3. For the Identification of exactly where the VA hospital is going to be impacted with the required increased staffing I recommend the following approach.

    A. Identify all systems processes affected by increased patient loads from the mass screening and establish an employee Lean Team for each set of processes.  Empower the Lean Team to come up with the most effective and efficient approach for doing the process.  This approach will also identify the need for equipment and machines to be purchased by the VA.  In doing this approach the Team will have also determined the time for doing the entire set of processes.

As Principal Consultant I will take the lead in this endeavor with the help of OIG Analysts.  Formal training in Lean is not needed for employees and will cause unnecessary delay.  To understand how the process works to get the maximum patient throughput see Article 55. Obtaining Maximum Patient Throughput with The Highest Effectiveness. 

    B. The time for doing the processes will be added to the time for each and every system affected by patient impact in a particular area within the VA medical Facility.  The required staffing can now be calculated to meet the Patient Appointment Standard (14 days).

    C. If the VA Medical facility can not meet staffing requirements for Patient Appointment standards then the following immediate steps to correct the problem may be put in place.
        (a).  Retrain nursing staff from other areas to fill the requirement.
        (b).  Hirer nursing and doctors as quickly as possible.
        (c).  Allow Vets with critical needs such as cancer patients to go to private Medical facilities at government expense.

This quick solution approach can be followed by reforms initiated by my General Reform Model which will begin with the implementation of Enterprise Lean throughout the entire Facility.
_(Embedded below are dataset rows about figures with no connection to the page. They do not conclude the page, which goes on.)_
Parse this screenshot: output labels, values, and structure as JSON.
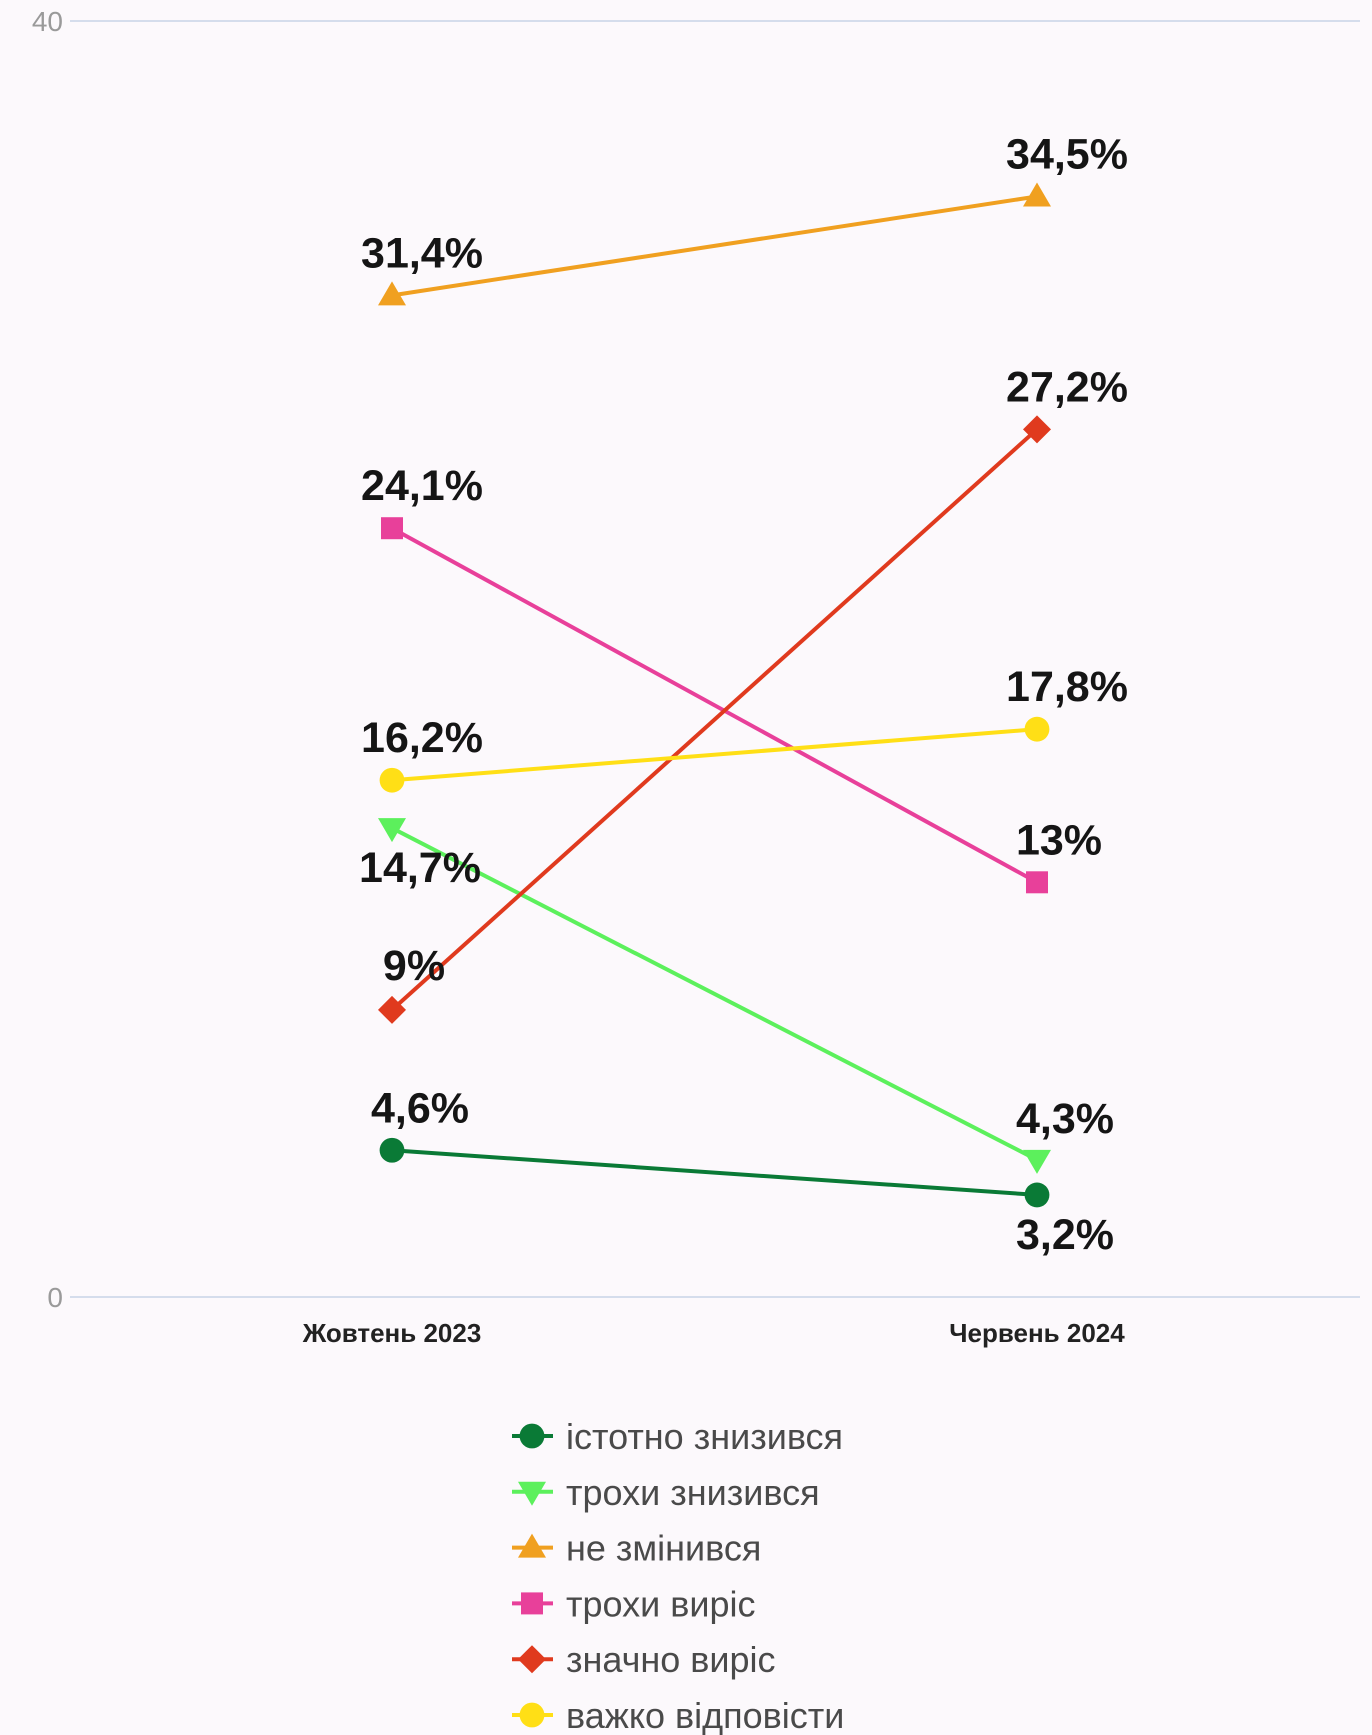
{
  "chart_data": {
    "type": "line",
    "categories": [
      "Жовтень 2023",
      "Червень 2024"
    ],
    "ylim": [
      0,
      40
    ],
    "yticks": [
      "0",
      "40"
    ],
    "grid": true,
    "legend_position": "bottom",
    "series": [
      {
        "name": "істотно знизився",
        "values": [
          4.6,
          3.2
        ],
        "labels": [
          "4,6%",
          "3,2%"
        ],
        "color": "#0a7a36",
        "marker": "circle"
      },
      {
        "name": "трохи знизився",
        "values": [
          14.7,
          4.3
        ],
        "labels": [
          "14,7%",
          "4,3%"
        ],
        "color": "#5cf05c",
        "marker": "triangle-down"
      },
      {
        "name": "не змінився",
        "values": [
          31.4,
          34.5
        ],
        "labels": [
          "31,4%",
          "34,5%"
        ],
        "color": "#f0a020",
        "marker": "triangle-up"
      },
      {
        "name": "трохи виріс",
        "values": [
          24.1,
          13
        ],
        "labels": [
          "24,1%",
          "13%"
        ],
        "color": "#e8409a",
        "marker": "square"
      },
      {
        "name": "значно виріс",
        "values": [
          9,
          27.2
        ],
        "labels": [
          "9%",
          "27,2%"
        ],
        "color": "#e03a1e",
        "marker": "diamond"
      },
      {
        "name": "важко відповісти",
        "values": [
          16.2,
          17.8
        ],
        "labels": [
          "16,2%",
          "17,8%"
        ],
        "color": "#ffdf16",
        "marker": "circle"
      }
    ]
  }
}
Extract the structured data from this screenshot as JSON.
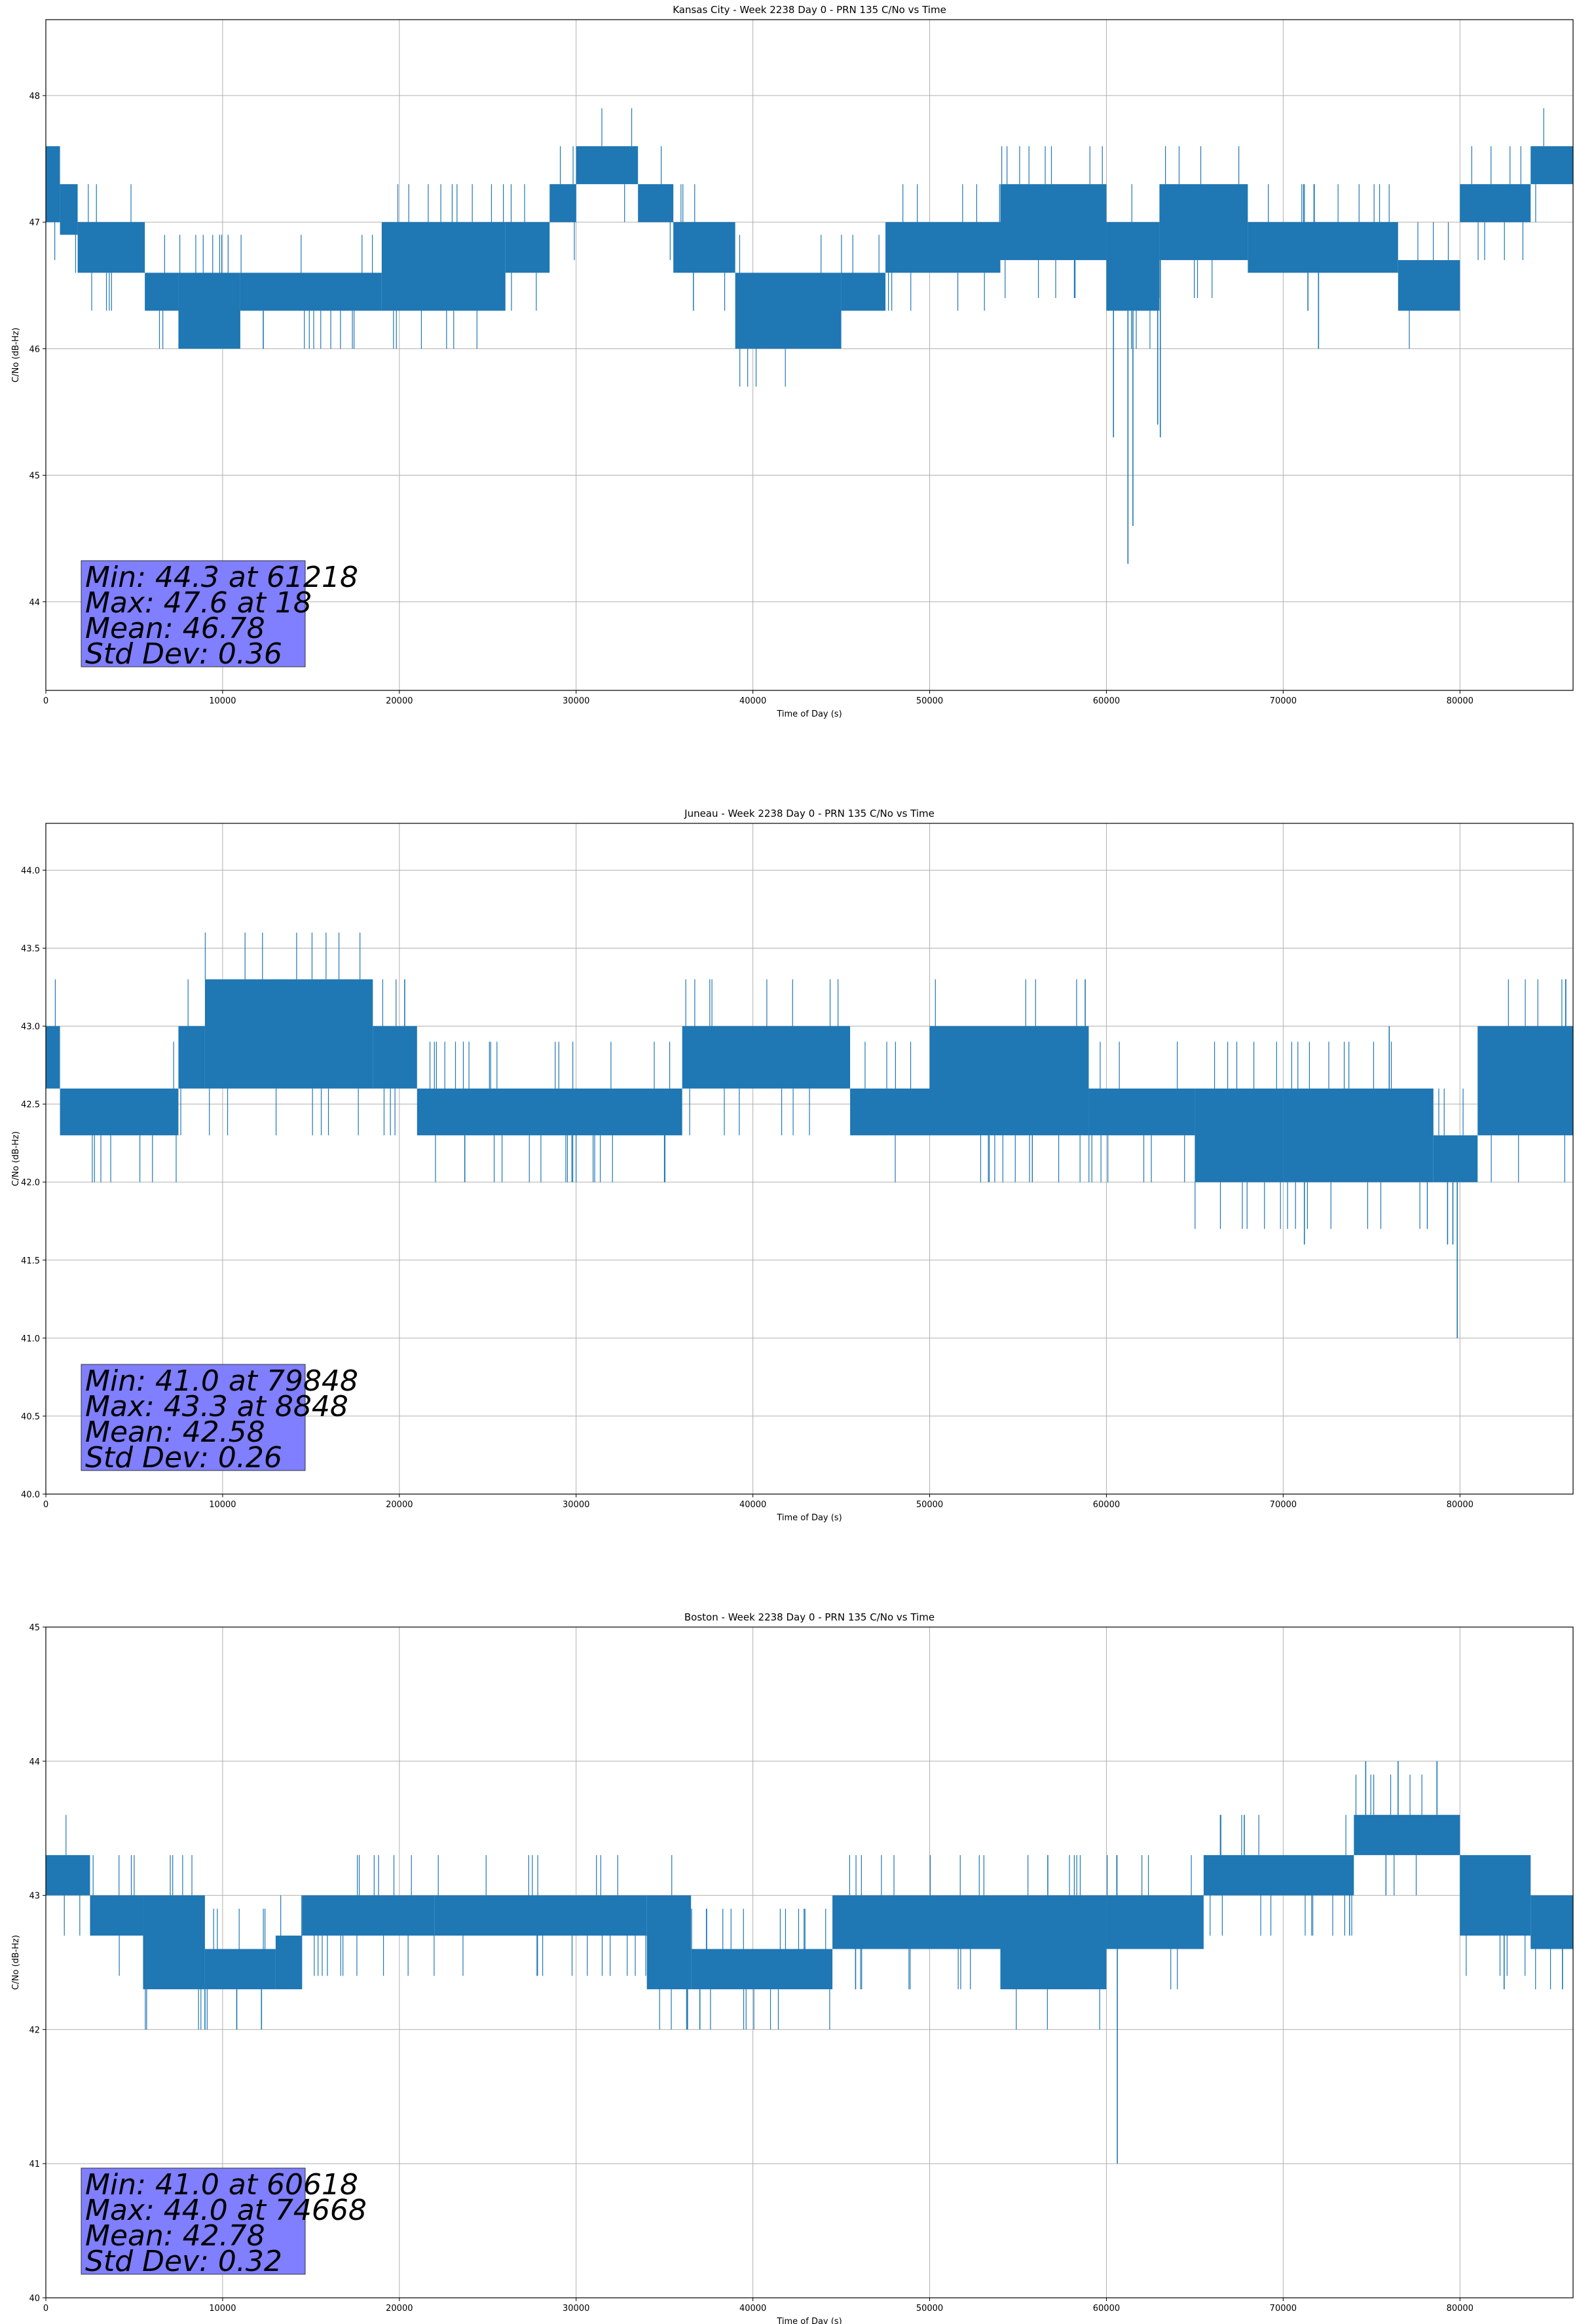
{
  "figure": {
    "line_color": "#1f77b4",
    "grid_color": "#b0b0b0",
    "stats_box_color": "#7f7fff"
  },
  "chart_data": [
    {
      "type": "line",
      "title": "Kansas City - Week 2238 Day 0 - PRN 135 C/No vs Time",
      "xlabel": "Time of Day (s)",
      "ylabel": "C/No (dB-Hz)",
      "xlim": [
        0,
        86400
      ],
      "ylim": [
        43.3,
        48.6
      ],
      "xticks": [
        0,
        10000,
        20000,
        30000,
        40000,
        50000,
        60000,
        70000,
        80000
      ],
      "yticks": [
        44,
        45,
        46,
        47,
        48
      ],
      "grid": true,
      "stats": [
        "Min: 44.3 at 61218",
        "Max: 47.6 at 18",
        "Mean: 46.78",
        "Std Dev: 0.36"
      ],
      "series": [
        {
          "band_segments": [
            {
              "x": [
                0,
                800
              ],
              "lo": 47.0,
              "hi": 47.6
            },
            {
              "x": [
                800,
                1800
              ],
              "lo": 46.9,
              "hi": 47.3
            },
            {
              "x": [
                1800,
                5600
              ],
              "lo": 46.6,
              "hi": 47.0
            },
            {
              "x": [
                5600,
                7500
              ],
              "lo": 46.3,
              "hi": 46.6
            },
            {
              "x": [
                7500,
                11000
              ],
              "lo": 46.0,
              "hi": 46.6
            },
            {
              "x": [
                11000,
                19000
              ],
              "lo": 46.3,
              "hi": 46.6
            },
            {
              "x": [
                19000,
                26000
              ],
              "lo": 46.3,
              "hi": 47.0
            },
            {
              "x": [
                26000,
                28500
              ],
              "lo": 46.6,
              "hi": 47.0
            },
            {
              "x": [
                28500,
                30000
              ],
              "lo": 47.0,
              "hi": 47.3
            },
            {
              "x": [
                30000,
                33500
              ],
              "lo": 47.3,
              "hi": 47.6
            },
            {
              "x": [
                33500,
                35500
              ],
              "lo": 47.0,
              "hi": 47.3
            },
            {
              "x": [
                35500,
                39000
              ],
              "lo": 46.6,
              "hi": 47.0
            },
            {
              "x": [
                39000,
                45000
              ],
              "lo": 46.0,
              "hi": 46.6
            },
            {
              "x": [
                45000,
                47500
              ],
              "lo": 46.3,
              "hi": 46.6
            },
            {
              "x": [
                47500,
                54000
              ],
              "lo": 46.6,
              "hi": 47.0
            },
            {
              "x": [
                54000,
                60000
              ],
              "lo": 46.7,
              "hi": 47.3
            },
            {
              "x": [
                60000,
                63000
              ],
              "lo": 46.3,
              "hi": 47.0
            },
            {
              "x": [
                63000,
                68000
              ],
              "lo": 46.7,
              "hi": 47.3
            },
            {
              "x": [
                68000,
                76500
              ],
              "lo": 46.6,
              "hi": 47.0
            },
            {
              "x": [
                76500,
                80000
              ],
              "lo": 46.3,
              "hi": 46.7
            },
            {
              "x": [
                80000,
                84000
              ],
              "lo": 47.0,
              "hi": 47.3
            },
            {
              "x": [
                84000,
                86400
              ],
              "lo": 47.3,
              "hi": 47.6
            }
          ],
          "spikes": [
            {
              "x": 60400,
              "y": 45.3
            },
            {
              "x": 61218,
              "y": 44.3
            },
            {
              "x": 61500,
              "y": 44.6
            },
            {
              "x": 62900,
              "y": 45.4
            },
            {
              "x": 63050,
              "y": 45.3
            },
            {
              "x": 72000,
              "y": 46.0
            },
            {
              "x": 71400,
              "y": 46.3
            },
            {
              "x": 12300,
              "y": 46.0
            }
          ]
        }
      ]
    },
    {
      "type": "line",
      "title": "Juneau - Week 2238 Day 0 - PRN 135 C/No vs Time",
      "xlabel": "Time of Day (s)",
      "ylabel": "C/No (dB-Hz)",
      "xlim": [
        0,
        86400
      ],
      "ylim": [
        40.0,
        44.3
      ],
      "xticks": [
        0,
        10000,
        20000,
        30000,
        40000,
        50000,
        60000,
        70000,
        80000
      ],
      "yticks": [
        40.0,
        40.5,
        41.0,
        41.5,
        42.0,
        42.5,
        43.0,
        43.5,
        44.0
      ],
      "grid": true,
      "stats": [
        "Min: 41.0 at 79848",
        "Max: 43.3 at 8848",
        "Mean: 42.58",
        "Std Dev: 0.26"
      ],
      "series": [
        {
          "band_segments": [
            {
              "x": [
                0,
                800
              ],
              "lo": 42.6,
              "hi": 43.0
            },
            {
              "x": [
                800,
                7500
              ],
              "lo": 42.3,
              "hi": 42.6
            },
            {
              "x": [
                7500,
                9000
              ],
              "lo": 42.6,
              "hi": 43.0
            },
            {
              "x": [
                9000,
                18500
              ],
              "lo": 42.6,
              "hi": 43.3
            },
            {
              "x": [
                18500,
                21000
              ],
              "lo": 42.6,
              "hi": 43.0
            },
            {
              "x": [
                21000,
                36000
              ],
              "lo": 42.3,
              "hi": 42.6
            },
            {
              "x": [
                36000,
                45500
              ],
              "lo": 42.6,
              "hi": 43.0
            },
            {
              "x": [
                45500,
                50000
              ],
              "lo": 42.3,
              "hi": 42.6
            },
            {
              "x": [
                50000,
                59000
              ],
              "lo": 42.3,
              "hi": 43.0
            },
            {
              "x": [
                59000,
                65000
              ],
              "lo": 42.3,
              "hi": 42.6
            },
            {
              "x": [
                65000,
                70000
              ],
              "lo": 42.0,
              "hi": 42.6
            },
            {
              "x": [
                70000,
                78500
              ],
              "lo": 42.0,
              "hi": 42.6
            },
            {
              "x": [
                78500,
                81000
              ],
              "lo": 42.0,
              "hi": 42.3
            },
            {
              "x": [
                81000,
                86400
              ],
              "lo": 42.3,
              "hi": 43.0
            }
          ],
          "spikes": [
            {
              "x": 23700,
              "y": 42.0
            },
            {
              "x": 35000,
              "y": 42.0
            },
            {
              "x": 58800,
              "y": 43.3
            },
            {
              "x": 71200,
              "y": 41.6
            },
            {
              "x": 79300,
              "y": 41.6
            },
            {
              "x": 79600,
              "y": 41.6
            },
            {
              "x": 79848,
              "y": 41.0
            },
            {
              "x": 76000,
              "y": 43.0
            },
            {
              "x": 20300,
              "y": 43.3
            }
          ]
        }
      ]
    },
    {
      "type": "line",
      "title": "Boston - Week 2238 Day 0 - PRN 135 C/No vs Time",
      "xlabel": "Time of Day (s)",
      "ylabel": "C/No (dB-Hz)",
      "xlim": [
        0,
        86400
      ],
      "ylim": [
        40,
        45
      ],
      "xticks": [
        0,
        10000,
        20000,
        30000,
        40000,
        50000,
        60000,
        70000,
        80000
      ],
      "yticks": [
        40,
        41,
        42,
        43,
        44,
        45
      ],
      "grid": true,
      "stats": [
        "Min: 41.0 at 60618",
        "Max: 44.0 at 74668",
        "Mean: 42.78",
        "Std Dev: 0.32"
      ],
      "series": [
        {
          "band_segments": [
            {
              "x": [
                0,
                2500
              ],
              "lo": 43.0,
              "hi": 43.3
            },
            {
              "x": [
                2500,
                5500
              ],
              "lo": 42.7,
              "hi": 43.0
            },
            {
              "x": [
                5500,
                9000
              ],
              "lo": 42.3,
              "hi": 43.0
            },
            {
              "x": [
                9000,
                13000
              ],
              "lo": 42.3,
              "hi": 42.6
            },
            {
              "x": [
                13000,
                14500
              ],
              "lo": 42.3,
              "hi": 42.7
            },
            {
              "x": [
                14500,
                22000
              ],
              "lo": 42.7,
              "hi": 43.0
            },
            {
              "x": [
                22000,
                34000
              ],
              "lo": 42.7,
              "hi": 43.0
            },
            {
              "x": [
                34000,
                36500
              ],
              "lo": 42.3,
              "hi": 43.0
            },
            {
              "x": [
                36500,
                44500
              ],
              "lo": 42.3,
              "hi": 42.6
            },
            {
              "x": [
                44500,
                54000
              ],
              "lo": 42.6,
              "hi": 43.0
            },
            {
              "x": [
                54000,
                60000
              ],
              "lo": 42.3,
              "hi": 43.0
            },
            {
              "x": [
                60000,
                65500
              ],
              "lo": 42.6,
              "hi": 43.0
            },
            {
              "x": [
                65500,
                74000
              ],
              "lo": 43.0,
              "hi": 43.3
            },
            {
              "x": [
                74000,
                80000
              ],
              "lo": 43.3,
              "hi": 43.6
            },
            {
              "x": [
                80000,
                84000
              ],
              "lo": 42.7,
              "hi": 43.3
            },
            {
              "x": [
                84000,
                86400
              ],
              "lo": 42.6,
              "hi": 43.0
            }
          ],
          "spikes": [
            {
              "x": 9000,
              "y": 42.0
            },
            {
              "x": 10800,
              "y": 42.0
            },
            {
              "x": 12200,
              "y": 42.0
            },
            {
              "x": 36300,
              "y": 42.0
            },
            {
              "x": 37000,
              "y": 42.0
            },
            {
              "x": 60618,
              "y": 41.0
            },
            {
              "x": 74668,
              "y": 44.0
            },
            {
              "x": 76500,
              "y": 44.0
            },
            {
              "x": 78700,
              "y": 44.0
            },
            {
              "x": 67800,
              "y": 43.6
            },
            {
              "x": 82500,
              "y": 42.3
            },
            {
              "x": 85800,
              "y": 42.3
            }
          ]
        }
      ]
    }
  ]
}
See Article 56. Congressional Veterans Affairs to Tap the GAO to Fix the VA. (at the Phoenix VA Medical Facility).

The approach uses proven industry methods such as Enterprise Lean developed by Toyota bundled in the General Reform Model.  The General Reform Model: empowers VA Employees through Lean Teams; determines the actual cost and staffing required to meet appointment standards; changes the current Bureaucratic management to a Team Managed organization; and replaces incompetent and corrupt managers.

This is a low cost solution available now which can yield results in the Phoenix VA Hospital within three months with full implementation within six months to a year.  The process develops management data that can be applied in all VA hospitals with cultural changes that can be replicated in all VA Hospitals permanently fixing VA problems.